Hegarty follows in the torch song tradition - singing sentimental songs, often about unrequited love.
An androgynous giant with gothic black hair, college dress sense and mid-Atlantic accent, Hegarty's emotional music is mirrored in his demeanour.
Both laughter and torment are never far from the surface and, facing the media on Tuesday, he seemed awkward in the spotlight but at the same time open and amiable.
It really means a lot, because it's really an aesthetic award
"I just feel so honoured, I feel really delighted," he said after picking up the trophy and £20,000 cheque.
"I could never have imagined I would be singled out - and that makes me a little uncomfortable to be honest.
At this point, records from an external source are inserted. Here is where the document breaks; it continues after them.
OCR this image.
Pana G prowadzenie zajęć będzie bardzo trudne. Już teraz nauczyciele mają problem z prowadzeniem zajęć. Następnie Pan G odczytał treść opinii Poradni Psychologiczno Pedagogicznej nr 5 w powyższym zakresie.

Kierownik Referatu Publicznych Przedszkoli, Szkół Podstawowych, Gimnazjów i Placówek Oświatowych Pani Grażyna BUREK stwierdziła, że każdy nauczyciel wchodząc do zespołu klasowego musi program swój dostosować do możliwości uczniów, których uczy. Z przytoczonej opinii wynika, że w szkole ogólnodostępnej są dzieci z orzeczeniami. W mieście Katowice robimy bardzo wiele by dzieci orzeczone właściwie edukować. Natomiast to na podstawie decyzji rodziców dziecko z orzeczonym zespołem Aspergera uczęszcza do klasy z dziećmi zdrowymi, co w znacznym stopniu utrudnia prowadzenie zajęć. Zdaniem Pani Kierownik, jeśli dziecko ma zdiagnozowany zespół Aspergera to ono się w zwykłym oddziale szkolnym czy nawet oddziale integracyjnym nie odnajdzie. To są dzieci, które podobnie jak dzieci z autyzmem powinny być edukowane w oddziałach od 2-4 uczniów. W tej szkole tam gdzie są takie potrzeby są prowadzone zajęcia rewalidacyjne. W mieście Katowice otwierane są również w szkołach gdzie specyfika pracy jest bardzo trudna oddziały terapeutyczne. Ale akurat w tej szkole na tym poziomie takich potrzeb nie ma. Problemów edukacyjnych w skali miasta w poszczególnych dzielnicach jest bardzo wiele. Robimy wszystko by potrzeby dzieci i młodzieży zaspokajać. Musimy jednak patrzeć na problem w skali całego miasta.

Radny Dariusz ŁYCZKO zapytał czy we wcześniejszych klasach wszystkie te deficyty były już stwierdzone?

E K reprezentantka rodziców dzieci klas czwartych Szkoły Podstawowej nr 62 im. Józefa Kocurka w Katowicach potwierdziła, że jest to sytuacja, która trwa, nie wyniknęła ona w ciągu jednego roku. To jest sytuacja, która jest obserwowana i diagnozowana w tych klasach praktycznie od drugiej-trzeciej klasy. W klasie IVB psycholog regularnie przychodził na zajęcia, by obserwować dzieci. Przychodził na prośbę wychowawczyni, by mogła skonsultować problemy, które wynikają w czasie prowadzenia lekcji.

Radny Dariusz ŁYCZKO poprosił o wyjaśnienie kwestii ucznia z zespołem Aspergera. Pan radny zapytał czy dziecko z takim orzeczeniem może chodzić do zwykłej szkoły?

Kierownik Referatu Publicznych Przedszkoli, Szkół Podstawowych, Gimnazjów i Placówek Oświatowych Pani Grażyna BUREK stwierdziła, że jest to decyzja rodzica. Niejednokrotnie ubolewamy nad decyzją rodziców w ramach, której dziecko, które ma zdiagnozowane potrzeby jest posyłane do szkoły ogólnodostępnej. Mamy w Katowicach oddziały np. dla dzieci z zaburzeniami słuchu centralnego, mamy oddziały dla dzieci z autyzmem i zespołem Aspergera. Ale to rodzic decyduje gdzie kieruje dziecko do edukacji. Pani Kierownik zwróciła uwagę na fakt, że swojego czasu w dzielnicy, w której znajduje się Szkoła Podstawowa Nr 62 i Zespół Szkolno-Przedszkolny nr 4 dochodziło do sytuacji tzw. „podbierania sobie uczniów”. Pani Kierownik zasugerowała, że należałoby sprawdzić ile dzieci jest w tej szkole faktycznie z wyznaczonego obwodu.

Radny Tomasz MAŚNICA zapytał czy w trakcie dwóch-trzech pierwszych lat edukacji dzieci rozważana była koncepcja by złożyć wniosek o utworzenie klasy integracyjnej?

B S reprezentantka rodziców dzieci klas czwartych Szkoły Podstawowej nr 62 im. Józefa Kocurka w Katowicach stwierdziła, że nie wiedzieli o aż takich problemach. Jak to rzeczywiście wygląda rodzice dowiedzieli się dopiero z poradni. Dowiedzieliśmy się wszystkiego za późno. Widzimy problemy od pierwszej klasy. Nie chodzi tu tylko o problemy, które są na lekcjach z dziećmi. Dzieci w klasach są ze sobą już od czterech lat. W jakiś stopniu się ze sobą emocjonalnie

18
But really it's been such a fantastic night."
He was happy to talk about his friendship with Lou Reed, his admiration for Boy George or doing cartwheels to Kate Bush at the age of seven.
"That was the beginning of an illustrious and exciting relationship with English music," he said.
But his brow furrowed when the question of nationality was raised.
The winning album was released in the UK in February
Asked how he felt to win the Mercury as an American artist, he responded: "It's interesting you would call me an American artist... as I said, I just feel really pleased to be a part of it."
When he has been previously asked whether he felt American, he has said: "I do in the fact that I'm an immigrant."
He added he would not live in the US if New York did not exist because "it's an immigrant city and I love it so much".
Hegarty has been a fixture on the New York arts scene for more than a decade and said he has never aimed for any awards.
"It hasn't really been a matter of me setting my eyes on a prize," he said.
"I've just been involved with things at every step of my life.
"I'm not 22, I'm 34, and I've had a long adult life in the arts and this is just an amazing new phase that I hadn't really anticipated."
'Vote of confidence'
The Mercury was a "wonderful arts award", he added.
"It really means a lot, because it's really an aesthetic award more than the success of the economy of your work.
"So it really was a vote of confidence and it meant so much to me, especially with that group of artists that are gathered here tonight."
He was up against "so many wonderful people, such a diverse array of creative ideas and work", he said.
As for the £20,000, he joked it may go towards clothes. "I know I look a bit rough," he said.
But he had already lost the cheque. "I don't know where it went, someone took it. I think it was the Kaiser Chiefs," he said with a smile.